Solved How Logical Operator Used To Compare Integers!?

[ADIGA88]

Hi guys,

I came across strange use of the AND Operator and I couldn't explain it if someone could shed some light on it. I found this example in the Access VBA MS Docs.

In the example, they use the AND to compare integers and it's not what you think (-1, 0)

Private Sub KeyHandler_KeyDown(KeyCode As Integer, _ 
     Shift As Integer) 
    Dim intShiftDown As Integer, intAltDown As Integer 
    Dim intCtrlDown As Integer 
 
    ' Use bit masks to determine which key was pressed. 
    intShiftDown = (Shift And acShiftMask) > 0 
    intAltDown = (Shift And acAltMask) > 0 
    intCtrlDown = (Shift And acCtrlMask) > 0 
    ' Display message telling user which key was pressed. 
    If intShiftDown Then MsgBox "You pressed the Shift key." 
    If intAltDown Then MsgBox "You pressed the Alt key." 
    If intCtrlDown Then MsgBox "You pressed the Ctrl key." 
End Sub

While (acShiftMask, acAltMask, acCtrlMask) are evaluate ( 1, 4, 2)


Thanks

 

[theDBguy]

But, it is what I think.

Bitwise Operation in an Access Query

Let me preface this article by saying this is not a topic I am really familiar with.
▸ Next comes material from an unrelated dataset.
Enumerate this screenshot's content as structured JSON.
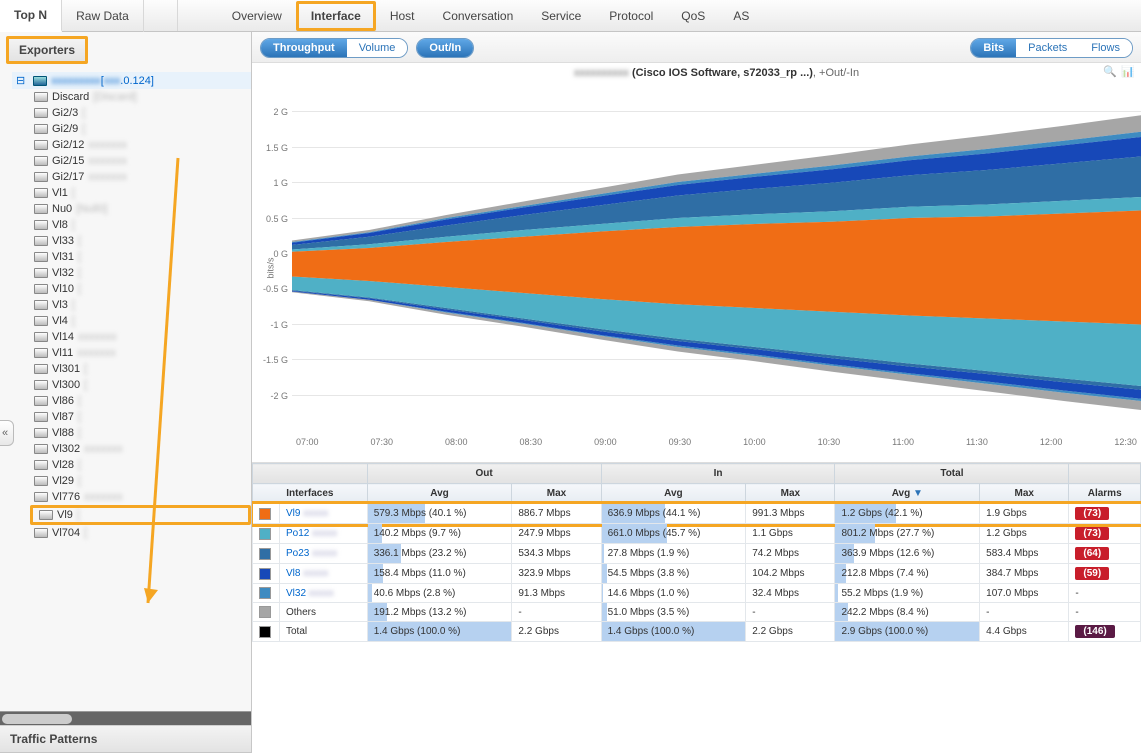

I only decided to write it to share an experience I had...

thedbguy.blogspot.com

 

[GPGeorge]

I agree with theDBGuy's explanation. Here's another discussion.

 

[gemma-the-husky]

Here's some more detail. if you consider two numbers

eg 43, which is byte 00101011

and 8 which is byte 00001000
or 4 which is byte 00000100

you can test for whether the byte representation value of 43 contains the particular bits representing 8 and 4 by anding the two values, which isn't obvious when considering them as base 10 numbers, but is when you consider the binary numbers. In binary, 43 is 32+8+2+1

so 43 00101011
and 8 00001000

Then 43 AND 8 returns 00001000 showing that for value 43 your "8" bit IS set

so 43 00101011
and 4 00000100

43 AND 4 returns 00000000 showing that for value 43 your "4" bit IS not set

Therefore you can use this technique to manage the 8 bits in a single byte as effectively 8 distinct "flags" and determine whether each of the 8 bits is set or not. This can be more efficient than using a whole byte for a simple on/off indicator, especially where each of the 8 bits are independent of each other.

The XOR operator is also particularly useful as you can use it to "toggle" a bit. If both bits are 1, it returns 0

so 43 XOR 8 gives 35, by turning off the "8" bit, and then 35 XOR 8 gives 43 again by turning it back on again.

43 = 00101011
8 = 00001000
using xor - 43 XOR 8 = 00100011 (= 35)

 

[ADIGA88]

Thanks for your input, it was helpful.